Pourquoi donc s’ « accrocher » à cette date du 19 mars au détriment de celle du 5 décembre et de toute autre ?
Pourquoi vouloir absolument imposer une date conflictuelle, quand l’année compte tant de jours ?
Pourquoi la majorité présidentielle veut-elle prendre le risque d’une nouvelle cassure entre les Français ?
Pourquoi veut-elle à ce point mépriser ceux qui ont tant souffert et les familles qui encore terriblement souffrent ?
Le 18 mars 1962 ont été signés les accords d’Evian qui prévoyaient que le 19 à midi il y aurait cessez-le feu sur l’ensemble du territoire algérien. Il n’en fut rien ; aussi pour des centaines de milliers d’hommes, de femmes et d’enfants la date du 19 mars marque-t-elle le commencement de l’horreur.

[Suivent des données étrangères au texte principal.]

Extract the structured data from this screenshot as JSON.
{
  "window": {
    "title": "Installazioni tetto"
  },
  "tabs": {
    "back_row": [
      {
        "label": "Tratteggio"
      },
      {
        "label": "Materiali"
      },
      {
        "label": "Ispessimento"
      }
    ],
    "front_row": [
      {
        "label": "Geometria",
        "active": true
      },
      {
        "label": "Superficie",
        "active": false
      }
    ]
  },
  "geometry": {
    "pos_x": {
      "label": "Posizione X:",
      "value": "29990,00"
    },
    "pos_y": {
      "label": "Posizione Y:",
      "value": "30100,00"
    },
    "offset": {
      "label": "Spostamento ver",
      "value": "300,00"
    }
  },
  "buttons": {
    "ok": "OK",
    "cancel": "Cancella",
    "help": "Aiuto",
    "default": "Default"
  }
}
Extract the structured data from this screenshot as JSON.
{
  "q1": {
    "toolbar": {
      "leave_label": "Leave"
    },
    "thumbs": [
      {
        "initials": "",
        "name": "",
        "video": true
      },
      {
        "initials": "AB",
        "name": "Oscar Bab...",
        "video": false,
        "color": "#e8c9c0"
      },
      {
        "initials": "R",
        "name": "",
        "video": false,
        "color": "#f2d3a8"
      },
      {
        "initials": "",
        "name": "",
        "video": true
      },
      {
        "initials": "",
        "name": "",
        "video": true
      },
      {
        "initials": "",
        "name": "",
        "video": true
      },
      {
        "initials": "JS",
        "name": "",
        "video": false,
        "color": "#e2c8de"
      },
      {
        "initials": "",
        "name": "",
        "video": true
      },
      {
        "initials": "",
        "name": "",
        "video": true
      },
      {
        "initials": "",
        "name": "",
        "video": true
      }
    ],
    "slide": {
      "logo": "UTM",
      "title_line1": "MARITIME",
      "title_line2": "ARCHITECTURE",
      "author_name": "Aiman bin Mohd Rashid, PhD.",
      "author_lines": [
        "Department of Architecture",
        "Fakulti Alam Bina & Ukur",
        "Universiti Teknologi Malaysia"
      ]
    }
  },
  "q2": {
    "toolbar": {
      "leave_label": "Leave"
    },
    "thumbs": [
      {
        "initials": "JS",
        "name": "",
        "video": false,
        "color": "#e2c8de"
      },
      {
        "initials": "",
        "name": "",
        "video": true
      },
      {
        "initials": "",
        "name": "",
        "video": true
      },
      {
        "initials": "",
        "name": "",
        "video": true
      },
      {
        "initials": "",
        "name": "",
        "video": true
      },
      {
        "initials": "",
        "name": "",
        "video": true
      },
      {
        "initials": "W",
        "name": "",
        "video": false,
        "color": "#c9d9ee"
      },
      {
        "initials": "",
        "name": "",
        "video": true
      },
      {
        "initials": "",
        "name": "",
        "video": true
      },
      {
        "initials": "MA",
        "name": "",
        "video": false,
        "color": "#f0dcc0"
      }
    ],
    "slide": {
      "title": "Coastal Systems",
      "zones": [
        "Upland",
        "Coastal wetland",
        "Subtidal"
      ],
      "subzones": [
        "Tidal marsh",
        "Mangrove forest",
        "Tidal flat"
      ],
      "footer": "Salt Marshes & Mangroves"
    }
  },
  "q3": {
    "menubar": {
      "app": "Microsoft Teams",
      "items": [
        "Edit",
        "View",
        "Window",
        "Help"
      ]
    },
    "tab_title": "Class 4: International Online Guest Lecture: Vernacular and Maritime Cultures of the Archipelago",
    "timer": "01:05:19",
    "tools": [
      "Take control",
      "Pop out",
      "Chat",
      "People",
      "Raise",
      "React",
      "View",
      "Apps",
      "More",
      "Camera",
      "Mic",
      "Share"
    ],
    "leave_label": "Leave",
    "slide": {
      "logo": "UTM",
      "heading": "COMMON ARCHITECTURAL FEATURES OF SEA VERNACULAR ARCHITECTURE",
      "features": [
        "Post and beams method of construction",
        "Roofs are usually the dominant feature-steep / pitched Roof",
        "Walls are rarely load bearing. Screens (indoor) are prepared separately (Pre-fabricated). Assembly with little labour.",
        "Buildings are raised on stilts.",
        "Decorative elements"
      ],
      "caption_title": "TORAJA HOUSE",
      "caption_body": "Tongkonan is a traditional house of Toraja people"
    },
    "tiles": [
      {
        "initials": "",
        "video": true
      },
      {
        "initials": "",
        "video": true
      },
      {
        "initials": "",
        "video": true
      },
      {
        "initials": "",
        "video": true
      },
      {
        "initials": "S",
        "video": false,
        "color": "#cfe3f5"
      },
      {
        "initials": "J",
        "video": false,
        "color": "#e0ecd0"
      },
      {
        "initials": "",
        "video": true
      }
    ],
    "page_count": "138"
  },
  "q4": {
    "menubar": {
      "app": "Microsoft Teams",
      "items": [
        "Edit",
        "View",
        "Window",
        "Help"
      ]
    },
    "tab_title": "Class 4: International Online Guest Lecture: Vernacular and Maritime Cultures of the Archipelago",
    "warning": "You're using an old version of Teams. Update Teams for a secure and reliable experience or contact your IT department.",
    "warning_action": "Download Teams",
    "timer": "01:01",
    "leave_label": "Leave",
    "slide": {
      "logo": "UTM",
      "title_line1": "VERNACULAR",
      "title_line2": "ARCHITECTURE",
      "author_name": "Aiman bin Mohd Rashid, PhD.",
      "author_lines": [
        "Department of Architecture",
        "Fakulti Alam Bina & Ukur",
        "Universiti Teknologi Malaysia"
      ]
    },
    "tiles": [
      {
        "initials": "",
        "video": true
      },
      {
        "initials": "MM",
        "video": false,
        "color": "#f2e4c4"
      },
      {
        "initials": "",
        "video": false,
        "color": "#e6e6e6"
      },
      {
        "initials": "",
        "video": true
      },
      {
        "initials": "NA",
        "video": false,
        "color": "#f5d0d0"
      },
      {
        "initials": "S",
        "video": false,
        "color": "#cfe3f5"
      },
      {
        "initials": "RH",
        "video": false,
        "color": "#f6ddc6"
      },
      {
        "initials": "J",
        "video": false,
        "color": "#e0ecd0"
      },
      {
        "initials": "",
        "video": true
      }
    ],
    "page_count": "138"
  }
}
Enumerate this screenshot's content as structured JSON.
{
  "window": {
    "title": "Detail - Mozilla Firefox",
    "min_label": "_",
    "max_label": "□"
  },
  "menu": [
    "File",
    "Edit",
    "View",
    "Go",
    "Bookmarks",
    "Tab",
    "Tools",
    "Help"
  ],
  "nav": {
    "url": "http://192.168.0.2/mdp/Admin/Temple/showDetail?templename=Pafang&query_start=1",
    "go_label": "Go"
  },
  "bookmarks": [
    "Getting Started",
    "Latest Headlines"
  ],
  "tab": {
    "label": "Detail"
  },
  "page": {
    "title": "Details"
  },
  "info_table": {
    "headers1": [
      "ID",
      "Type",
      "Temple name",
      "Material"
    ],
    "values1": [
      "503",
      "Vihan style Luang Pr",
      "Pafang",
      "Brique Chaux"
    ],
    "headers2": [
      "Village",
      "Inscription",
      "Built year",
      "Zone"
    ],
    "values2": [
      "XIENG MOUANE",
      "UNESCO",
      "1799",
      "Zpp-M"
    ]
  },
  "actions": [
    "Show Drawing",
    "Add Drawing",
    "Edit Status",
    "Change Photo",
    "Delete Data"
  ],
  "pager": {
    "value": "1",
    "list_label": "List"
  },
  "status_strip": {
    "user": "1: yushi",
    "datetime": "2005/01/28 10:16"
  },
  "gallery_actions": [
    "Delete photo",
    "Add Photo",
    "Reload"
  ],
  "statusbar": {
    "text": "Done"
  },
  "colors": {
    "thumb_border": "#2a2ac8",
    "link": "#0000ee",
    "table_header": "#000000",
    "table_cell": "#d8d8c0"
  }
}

En effet, si le 19 mars a représenté pour la grande majorité des combattants métropolitains la fin de leur engagement, elle a surtout représenté, pour la population d’Algérie, toutes confessions confondues, pour les supplétifs de l’Armée française et leurs familles, le début de la période la plus horrible qu’ils aient eue à connaître ; elle est associée aux plus grandes souffrances, au souvenir des plus grands drames.
Dès le soir de ce jour qui était supposé être celui du cessez-le-feu, a commencé le massacre des Harkis désarmés sur ordre du gouvernement de Paris, abandonnés, empêchés de gagner la Métropole. En quelques mois, ils ont été probablement quelque cent cinquante mille à être tués dans des conditions affreuses ; très souvent les membres de leur famille l’ont été avec eux.
Dans les semaines qui ont suivi cette date, les enlèvements et les assassinats de personnes de toutes confessions se sont multipliés, pour culminer le 5 juillet 1962 à Oran, en présence de l’Armée française. A ce jour, environ 3000 civils et quelque 500 militaires, la plupart soldats du contingent, sont encore portés disparus. Leurs enfants, leurs conjoints, ne connaîtront-ils jamais le sort qui leur a été réservé ? Certains d’entre eux les attendent toujours.
Les souffrances qu’ont connues ceux qui ont perdu la vie, comme celles vécues par ceux qui ont réussi à ne pas la perdre, au cours de mois d’horreur, ne peuvent être méprisées, et encore moins niées.
Le 19 mars 1962 est la date d’un cessez-le-feu proclamé, non d’un cessez-le-feu effectif. C’est le triste anniversaire de l’abandon et de la trahison.
Ceux pour qui cette date renvoie au bon souvenir de « la quille » doivent avoir la décence de respecter ceux qui ont souffert et souffrent encore.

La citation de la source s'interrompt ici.